The Show Method

The Show method displays a dialog box. This provides a convenient way to "lead" the user to a built-in dialog box. Unfortunately, we cannot access the values that the user enters into that dialog. Until the dialog is dismissed by the user and the actions specified in the dialog are completed, we have no control over the chain of events. (In Word 97, for instance, we can use built-in dialog boxes to get values from the user, without letting Word act automatically on those values.)

To illustrate, the code:

Application.Dialogs(xlDialogOpen).Show displays the Open dialog box in Figure 13-1. The Show method returns True if the user clicks the OK button and False if the user clicks the Cancel button.

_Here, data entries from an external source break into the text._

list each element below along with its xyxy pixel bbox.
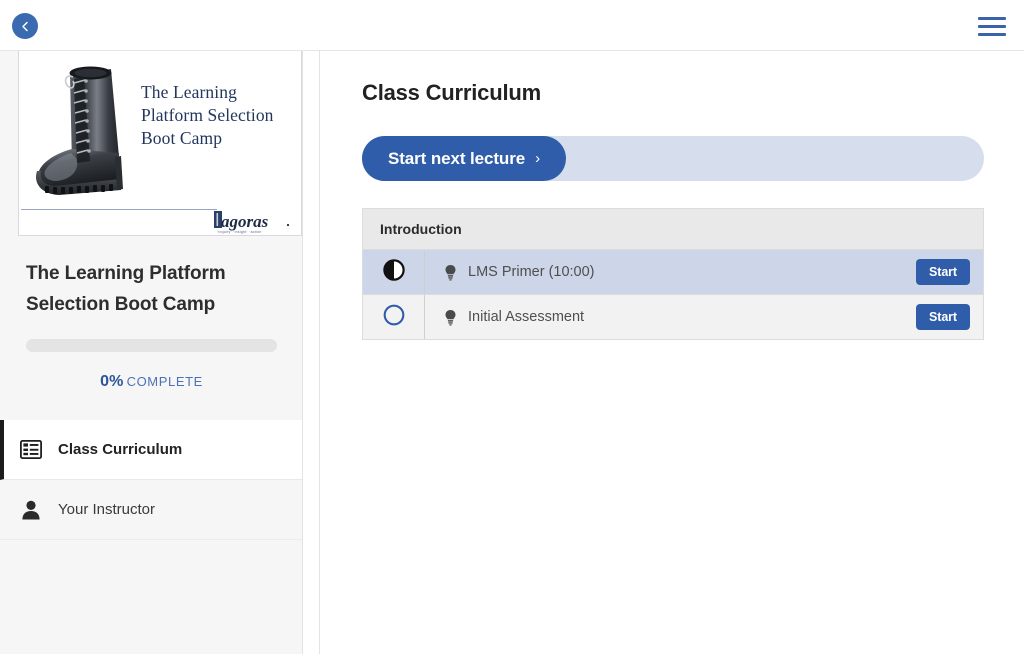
lesson-title: Initial Assessment (468, 309, 585, 325)
tagoras-logo: agoras ·inquiry· ·insight· ·action· (214, 211, 290, 234)
start-button[interactable]: Start (916, 259, 970, 285)
table-row[interactable]: Initial Assessment Start (363, 295, 983, 340)
main-content: Class Curriculum Start next lecture › In… (321, 51, 1024, 654)
hamburger-menu-icon (978, 16, 1006, 20)
hamburger-menu-icon-bar-2 (978, 24, 1006, 28)
page-title: Class Curriculum (362, 80, 541, 105)
lesson-body: Initial Assessment (425, 295, 916, 339)
lesson-action-cell: Start (916, 250, 983, 294)
course-progress-label: 0% COMPLETE (26, 373, 277, 391)
svg-text:·inquiry· ·insight· ·action·: ·inquiry· ·insight· ·action· (217, 230, 263, 234)
curriculum-section-header: Introduction (363, 209, 983, 250)
svg-text:agoras: agoras (221, 212, 269, 231)
sidebar-scroll-gutter (303, 51, 320, 654)
lightbulb-icon (444, 308, 458, 326)
back-button[interactable] (12, 13, 38, 39)
sidebar-item-your-instructor[interactable]: Your Instructor (0, 480, 302, 540)
next-lecture-track: Start next lecture › (362, 136, 984, 181)
lesson-status-cell (363, 250, 425, 294)
person-icon (18, 497, 44, 523)
table-row[interactable]: LMS Primer (10:00) Start (363, 250, 983, 295)
hamburger-menu-icon-bar-3 (978, 32, 1006, 36)
course-thumbnail-card: The Learning Platform Selection Boot Cam… (18, 51, 302, 236)
lesson-action-cell: Start (916, 295, 983, 339)
course-progress-bar (26, 339, 277, 352)
sidebar-item-label: Class Curriculum (58, 441, 183, 458)
combat-boot-photo (35, 66, 123, 195)
start-button[interactable]: Start (916, 304, 970, 330)
chevron-right-icon: › (535, 150, 540, 167)
empty-circle-icon (383, 304, 405, 331)
sidebar-item-class-curriculum[interactable]: Class Curriculum (0, 420, 302, 480)
course-card-title: The Learning Platform Selection Boot Cam… (141, 82, 274, 148)
progress-percent: 0% (100, 373, 124, 390)
lesson-title: LMS Primer (10:00) (468, 264, 595, 280)
sidebar-nav: Class Curriculum Your Instructor (0, 420, 302, 540)
sidebar-item-label: Your Instructor (58, 501, 155, 518)
course-player-page: The Learning Platform Selection Boot Cam… (0, 0, 1024, 654)
start-next-lecture-button[interactable]: Start next lecture › (362, 136, 566, 181)
chevron-left-icon (19, 20, 32, 33)
section-title: Introduction (380, 221, 462, 237)
curriculum-table: Introduction LMS Primer (10:00) Start In… (362, 208, 984, 340)
lesson-status-cell (363, 295, 425, 339)
start-next-lecture-label: Start next lecture (388, 148, 526, 168)
hamburger-menu-button[interactable] (978, 13, 1006, 39)
lightbulb-icon (444, 263, 458, 281)
half-filled-circle-icon (382, 258, 405, 286)
lesson-body: LMS Primer (10:00) (425, 250, 916, 294)
top-bar (0, 0, 1024, 51)
sidebar-course-title: The Learning Platform Selection Boot Cam… (26, 263, 226, 315)
sidebar: The Learning Platform Selection Boot Cam… (0, 51, 303, 654)
course-summary: The Learning Platform Selection Boot Cam… (0, 236, 302, 391)
list-view-icon (18, 437, 44, 463)
progress-complete-word: COMPLETE (126, 374, 203, 389)
course-card-divider (21, 209, 217, 210)
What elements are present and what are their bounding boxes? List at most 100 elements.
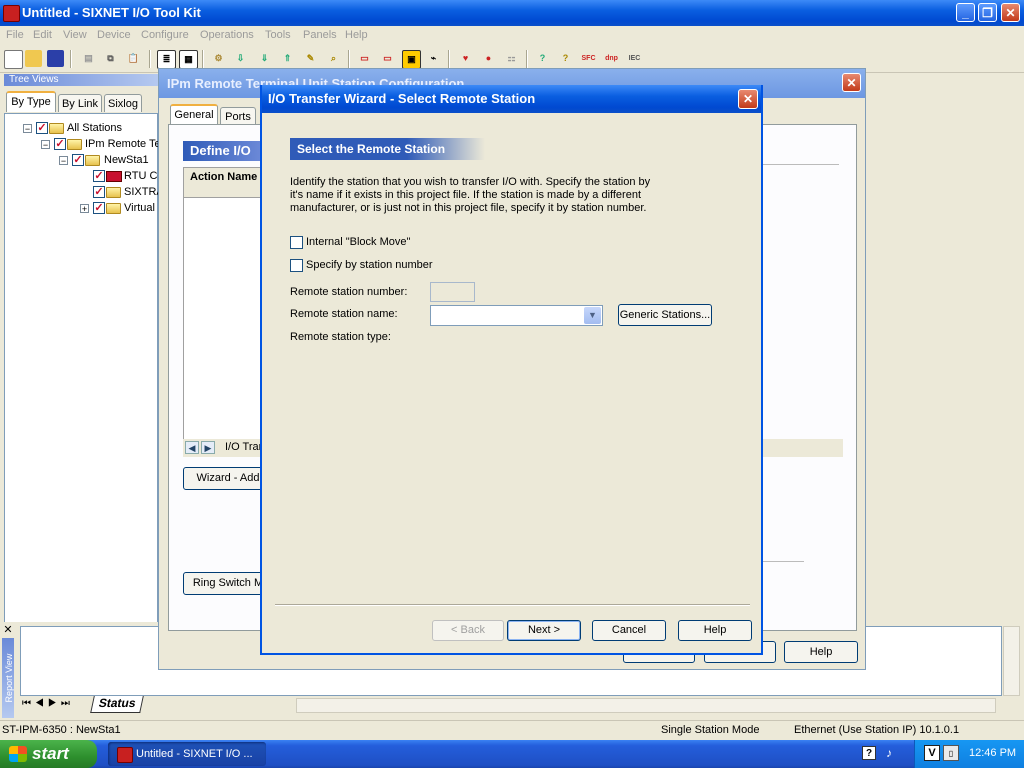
clock[interactable]: 12:46 PM xyxy=(969,747,1016,759)
rtu-close-button[interactable]: ✕ xyxy=(842,73,861,92)
menu-file[interactable]: File xyxy=(6,29,24,41)
tab-ports[interactable]: Ports xyxy=(220,107,256,125)
download-icon[interactable]: ⇩ xyxy=(232,50,249,67)
specify-by-number-checkbox[interactable] xyxy=(290,259,303,272)
wizard-section-header: Select the Remote Station xyxy=(290,138,485,160)
tree-node-all-stations[interactable]: All Stations xyxy=(67,121,122,135)
tab-by-link[interactable]: By Link xyxy=(58,94,102,112)
tree-node-ipm-remote[interactable]: IPm Remote Te xyxy=(85,137,161,151)
chip-icon[interactable]: ▣ xyxy=(402,50,421,69)
app-icon[interactable] xyxy=(3,5,20,22)
card-icon[interactable]: ♥ xyxy=(457,50,474,67)
tab-by-type[interactable]: By Type xyxy=(6,91,56,112)
wizard-description-line: it's name if it exists in this project f… xyxy=(290,189,642,201)
grid-view-icon[interactable]: ▦ xyxy=(179,50,198,69)
new-file-icon[interactable] xyxy=(4,50,23,69)
checkbox-icon[interactable]: ✓ xyxy=(93,170,105,182)
tab-status[interactable]: Status xyxy=(90,696,144,713)
checkbox-icon[interactable]: ✓ xyxy=(93,202,105,214)
specify-by-number-label[interactable]: Specify by station number xyxy=(306,259,433,271)
tree-node-newsta1[interactable]: NewSta1 xyxy=(104,153,149,167)
dnp-icon[interactable]: dnp xyxy=(603,50,620,67)
start-button[interactable]: start xyxy=(0,740,97,768)
scroll-right-icon[interactable]: ▶ xyxy=(201,441,215,454)
internal-block-move-checkbox[interactable] xyxy=(290,236,303,249)
internal-block-move-label[interactable]: Internal "Block Move" xyxy=(306,236,410,248)
tree-node-virtual[interactable]: Virtual I xyxy=(124,201,161,215)
wizard-close-button[interactable]: ✕ xyxy=(738,89,758,109)
menu-device[interactable]: Device xyxy=(97,29,131,41)
close-button[interactable]: ✕ xyxy=(1001,3,1020,22)
taskbar-button-sixnet[interactable]: Untitled - SIXNET I/O ... xyxy=(108,742,266,766)
rtu-help-button[interactable]: Help xyxy=(784,641,858,663)
checkbox-icon[interactable]: ✓ xyxy=(36,122,48,134)
taskbar: start Untitled - SIXNET I/O ... ? ♪ V ▯ … xyxy=(0,740,1024,768)
scroll-left-icon[interactable]: ◀ xyxy=(185,441,199,454)
report-panel-caption: Report View xyxy=(4,653,14,703)
menu-panels[interactable]: Panels xyxy=(303,29,337,41)
windows-logo-icon xyxy=(9,746,27,762)
expand-icon[interactable]: + xyxy=(80,204,89,214)
help-tray-icon[interactable]: ? xyxy=(862,746,876,760)
station-scan-icon[interactable]: ⚙ xyxy=(210,50,227,67)
help-icon[interactable]: ? xyxy=(557,50,574,67)
menu-operations[interactable]: Operations xyxy=(200,29,254,41)
tab-general[interactable]: General xyxy=(170,104,218,125)
collapse-icon[interactable]: − xyxy=(59,156,68,166)
column-header-action-name[interactable]: Action Name xyxy=(184,168,262,198)
load-icon[interactable]: ⇓ xyxy=(256,50,273,67)
module-icon[interactable]: ▭ xyxy=(356,50,373,67)
menu-configure[interactable]: Configure xyxy=(141,29,189,41)
rtu-device-icon xyxy=(106,171,122,182)
tab-io-transfer[interactable]: I/O Tran xyxy=(225,441,265,453)
help-button[interactable]: Help xyxy=(678,620,752,641)
tab-sixlog[interactable]: Sixlog xyxy=(104,94,142,112)
vertical-scrollbar[interactable] xyxy=(1003,626,1020,696)
volume-icon[interactable]: ♪ xyxy=(886,746,892,760)
checkbox-icon[interactable]: ✓ xyxy=(93,186,105,198)
action-list[interactable]: Action Name xyxy=(183,167,263,447)
list-view-icon[interactable]: ≣ xyxy=(157,50,176,69)
station-tree[interactable]: − ✓ All Stations − ✓ IPm Remote Te − ✓ N… xyxy=(4,113,164,678)
menu-edit[interactable]: Edit xyxy=(33,29,52,41)
edit-icon[interactable]: ✎ xyxy=(302,50,319,67)
restore-button[interactable]: ❐ xyxy=(978,3,997,22)
copy-icon[interactable]: ⧉ xyxy=(102,50,119,67)
checkbox-icon[interactable]: ✓ xyxy=(72,154,84,166)
back-button[interactable]: < Back xyxy=(432,620,504,641)
generic-stations-button[interactable]: Generic Stations... xyxy=(618,304,712,326)
remote-station-number-input[interactable] xyxy=(430,282,475,302)
module-alt-icon[interactable]: ▭ xyxy=(379,50,396,67)
bomb-icon[interactable]: ● xyxy=(480,50,497,67)
close-icon[interactable]: ✕ xyxy=(2,624,14,636)
next-button[interactable]: Next > xyxy=(507,620,581,641)
chevron-down-icon[interactable]: ▼ xyxy=(584,307,601,324)
menu-view[interactable]: View xyxy=(63,29,87,41)
open-folder-icon[interactable] xyxy=(25,50,42,67)
network-tray-icon[interactable]: ▯ xyxy=(943,745,959,761)
app-title: Untitled - SIXNET I/O Tool Kit xyxy=(22,5,201,20)
collapse-icon[interactable]: − xyxy=(41,140,50,150)
whats-this-help-icon[interactable]: ? xyxy=(534,50,551,67)
menu-tools[interactable]: Tools xyxy=(265,29,291,41)
minimize-button[interactable]: _ xyxy=(956,3,975,22)
sheet-nav-arrows-icon[interactable]: ⏮◀▶⏭ xyxy=(22,698,74,709)
vmware-tray-icon[interactable]: V xyxy=(924,745,940,761)
folder-icon xyxy=(106,203,121,214)
menu-help[interactable]: Help xyxy=(345,29,368,41)
find-icon[interactable]: ⌕ xyxy=(325,50,342,67)
io-icon[interactable]: ⚏ xyxy=(503,50,520,67)
name-icon[interactable]: ▤ xyxy=(80,50,97,67)
horizontal-scrollbar[interactable] xyxy=(296,698,996,713)
tool-icon[interactable]: ⌁ xyxy=(425,50,442,67)
remote-station-name-select[interactable]: ▼ xyxy=(430,305,603,326)
wizard-title-bar: I/O Transfer Wizard - Select Remote Stat… xyxy=(262,85,761,113)
iec-icon[interactable]: IEC xyxy=(626,50,643,67)
save-disk-icon[interactable] xyxy=(47,50,64,67)
checkbox-icon[interactable]: ✓ xyxy=(54,138,66,150)
paste-icon[interactable]: 📋 xyxy=(125,50,142,67)
upload-icon[interactable]: ⇑ xyxy=(279,50,296,67)
collapse-icon[interactable]: − xyxy=(23,124,32,134)
sfc-icon[interactable]: SFC xyxy=(580,50,597,67)
cancel-button[interactable]: Cancel xyxy=(592,620,666,641)
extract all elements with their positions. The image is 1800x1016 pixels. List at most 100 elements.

When the dialog box is dismissed by the user using the OK button, any appropriate actions indicated by the fields in the dialog box are carried out. In the case of the Open dialog, this means, of course, that the file selected by the user is actually opened in Excel. However, no actions are taken if the user dismisses the dialog box using the Cancel button.

The Show method has syntax:

DialogObject.Show(arg1, arg2, ..., arg30) where the arguments are used to set some dialog options.

In particular, it is possible to set some of the values on a built-in Excel dialog box using arguments to the Show method. These arguments are listed in the Excel VBA Help file under "Built-In Dialog Box Argument Lists." For instance, the xlDialogOpen dialog box has the following arguments:

file text update links read_only format prot pwd write res pwd ignore rorec file origin custom delimit add logical editable file access notify logical converter

Hence, the code:

Application.Dialogs(xlDialogOpen).Show "*.*", False, True displays the Open dialog, sets the "Files of type" drop-down box to All Files "*.*" so that the dialog will display the names of all files, sets update_links to False (so that Excel links are not automatically updated) and read_only to True (thus any file that is opened will be readonly).

Unfortunately, Microsoft does not seem to have documented the meaning of the various arguments. Also, the arguments are not named arguments, so we must include space for all arguments that precede the arguments that we want to set. Thus, a trial-and-error approach seems to be the only solution if you must set some dialog options. (Have fun.)